Il est un point de votre programme sur lequel d’importants résultats ont été acquis, résultats que Nous voudrions voir s’étendre toujours plus largement: c’est le difficile problème du reclassement, de la «réinsertion» dans la vie normale des victimes arrachées à la déchéance et désireuses de reconquérir une place honorable dans la société.
Combien Nous voudrions voir se multiplier ces bienfaisants Centres de rééducation et d’assistance - les «Case di Patronato» en Italie, les initiatives comme celle du «Nid» en France - où l’on redonne le goût de la vie ordonnée et du travail, où l’on prépare des épouses et des mères dignes de ce nom. Quelle admirable carrière pour des âmes dévouées, vraiment désireuses du bien de notre société moderne et soucieuses de son avenir!

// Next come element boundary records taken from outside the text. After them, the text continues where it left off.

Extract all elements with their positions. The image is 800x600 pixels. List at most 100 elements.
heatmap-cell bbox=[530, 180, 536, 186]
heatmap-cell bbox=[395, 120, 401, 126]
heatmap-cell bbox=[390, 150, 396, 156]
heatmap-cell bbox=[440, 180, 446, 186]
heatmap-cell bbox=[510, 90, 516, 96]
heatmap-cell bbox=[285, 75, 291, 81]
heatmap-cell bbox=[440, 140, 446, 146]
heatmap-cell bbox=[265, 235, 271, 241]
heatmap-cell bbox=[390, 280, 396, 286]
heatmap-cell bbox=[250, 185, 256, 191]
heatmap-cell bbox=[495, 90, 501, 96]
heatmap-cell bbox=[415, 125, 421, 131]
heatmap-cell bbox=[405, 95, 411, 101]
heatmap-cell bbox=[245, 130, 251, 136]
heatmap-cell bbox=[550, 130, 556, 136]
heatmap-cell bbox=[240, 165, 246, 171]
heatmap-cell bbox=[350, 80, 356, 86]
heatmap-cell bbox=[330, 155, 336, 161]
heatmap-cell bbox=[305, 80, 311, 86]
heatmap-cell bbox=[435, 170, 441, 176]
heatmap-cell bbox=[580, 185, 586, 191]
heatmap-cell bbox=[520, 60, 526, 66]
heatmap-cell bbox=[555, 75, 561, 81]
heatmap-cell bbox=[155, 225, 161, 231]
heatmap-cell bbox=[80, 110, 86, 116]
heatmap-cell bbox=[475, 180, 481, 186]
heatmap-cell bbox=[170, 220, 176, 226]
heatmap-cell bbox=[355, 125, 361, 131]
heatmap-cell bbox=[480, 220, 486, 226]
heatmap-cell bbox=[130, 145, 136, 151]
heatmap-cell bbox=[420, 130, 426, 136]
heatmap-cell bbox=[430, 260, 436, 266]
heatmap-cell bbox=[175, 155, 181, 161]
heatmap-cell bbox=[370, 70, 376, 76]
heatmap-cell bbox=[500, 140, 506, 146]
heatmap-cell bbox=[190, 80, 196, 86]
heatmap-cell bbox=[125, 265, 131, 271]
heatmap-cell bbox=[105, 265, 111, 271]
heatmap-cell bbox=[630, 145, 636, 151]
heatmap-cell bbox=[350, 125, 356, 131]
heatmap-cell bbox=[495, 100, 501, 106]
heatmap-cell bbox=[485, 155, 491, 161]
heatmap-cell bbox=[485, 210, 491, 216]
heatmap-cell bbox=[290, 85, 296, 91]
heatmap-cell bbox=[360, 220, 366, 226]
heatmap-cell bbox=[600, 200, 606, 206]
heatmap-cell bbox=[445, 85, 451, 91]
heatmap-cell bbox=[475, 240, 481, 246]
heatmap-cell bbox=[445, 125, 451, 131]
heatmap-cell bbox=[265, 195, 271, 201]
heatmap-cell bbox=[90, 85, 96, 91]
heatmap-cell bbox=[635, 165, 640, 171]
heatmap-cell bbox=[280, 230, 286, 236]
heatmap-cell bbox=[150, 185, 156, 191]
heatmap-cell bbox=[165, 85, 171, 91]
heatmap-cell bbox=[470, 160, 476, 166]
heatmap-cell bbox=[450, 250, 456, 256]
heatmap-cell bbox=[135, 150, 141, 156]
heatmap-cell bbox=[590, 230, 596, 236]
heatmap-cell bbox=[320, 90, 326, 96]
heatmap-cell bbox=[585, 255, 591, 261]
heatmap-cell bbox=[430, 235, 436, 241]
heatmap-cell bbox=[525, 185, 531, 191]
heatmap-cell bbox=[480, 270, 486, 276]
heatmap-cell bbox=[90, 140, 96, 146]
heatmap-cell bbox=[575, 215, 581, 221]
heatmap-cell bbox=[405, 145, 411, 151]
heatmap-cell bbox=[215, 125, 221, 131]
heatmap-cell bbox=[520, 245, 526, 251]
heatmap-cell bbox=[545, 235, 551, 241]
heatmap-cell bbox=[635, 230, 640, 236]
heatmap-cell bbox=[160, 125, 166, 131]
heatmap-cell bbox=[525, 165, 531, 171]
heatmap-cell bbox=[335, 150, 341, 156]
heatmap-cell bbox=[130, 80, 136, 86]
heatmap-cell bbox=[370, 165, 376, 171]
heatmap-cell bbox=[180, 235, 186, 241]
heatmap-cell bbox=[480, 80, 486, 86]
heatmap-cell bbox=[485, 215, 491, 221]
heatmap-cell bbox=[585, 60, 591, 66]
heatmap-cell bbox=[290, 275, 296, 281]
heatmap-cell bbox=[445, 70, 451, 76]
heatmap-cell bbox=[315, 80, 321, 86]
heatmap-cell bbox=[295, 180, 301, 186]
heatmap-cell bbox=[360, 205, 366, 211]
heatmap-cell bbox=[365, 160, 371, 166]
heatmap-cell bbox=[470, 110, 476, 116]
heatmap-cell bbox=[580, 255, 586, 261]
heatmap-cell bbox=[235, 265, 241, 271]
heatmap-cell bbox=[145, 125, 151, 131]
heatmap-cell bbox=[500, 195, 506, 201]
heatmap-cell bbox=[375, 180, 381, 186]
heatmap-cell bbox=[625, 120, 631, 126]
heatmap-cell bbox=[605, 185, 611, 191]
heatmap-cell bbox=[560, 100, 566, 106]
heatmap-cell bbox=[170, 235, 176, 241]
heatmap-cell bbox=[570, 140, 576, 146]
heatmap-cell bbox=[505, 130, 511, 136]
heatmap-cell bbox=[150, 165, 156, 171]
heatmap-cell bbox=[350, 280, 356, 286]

Un autre point qui n’a pas échappé à vos investigations de ces jours derniers, et que Nous voulons mentionner aussi, car il couvre un champ immense: c’est l’aspect particulier que revêtent les problèmes qui vous occupent en ce qui concerne les pays en voie de développement. Vous savez assez, hélas! par la vaste expérience dont dispose votre Fédération, combien la misère ou un état d’infériorité sociale caractérisée peut influer sur le développement du fléau contre lequel vous unissez si louablement vos efforts.
Qu’il s’agisse de pays évolués ou de pays en voie de développement, l’Eglise, Nous vous en donnons l’assurance - et une brève mais précise confirmation vous en est donnée dans un des principaux textes du récent Concile (Constitution. Gaudium et Spes, ch. II, § 25) - l’Eglise est avec vous dans ce bon combat. Nous ne pensons pas qu’il soit utile de vous exposer ici toute l’estime qu’elle professe pour la femme, ni de vous rappeler en détails tout ce qu’elle a entrepris et réalisé au cours des siècles pour que fût restituée à la compagne de l’homme, comme lui créée et rachetée par Dieu, sa dignité première. Vous le savez assez pour être assurés de trouver auprès d’elle toute la compréhension et l’appui que vous êtes venus Nous demander par votre filiale et déférente démarche de ce jour.
Il ne Nous reste, en terminant, qu’à vous redire combien vos préoccupations sont les Nôtres, de quel cœur Nous souhaitons le succès de vos efforts et invoquons sur tous et chacun d’entre vous, chers Congressistes, sur vos travaux, vos familles et vos patries, les plus abondantes bénédictions du Ciel.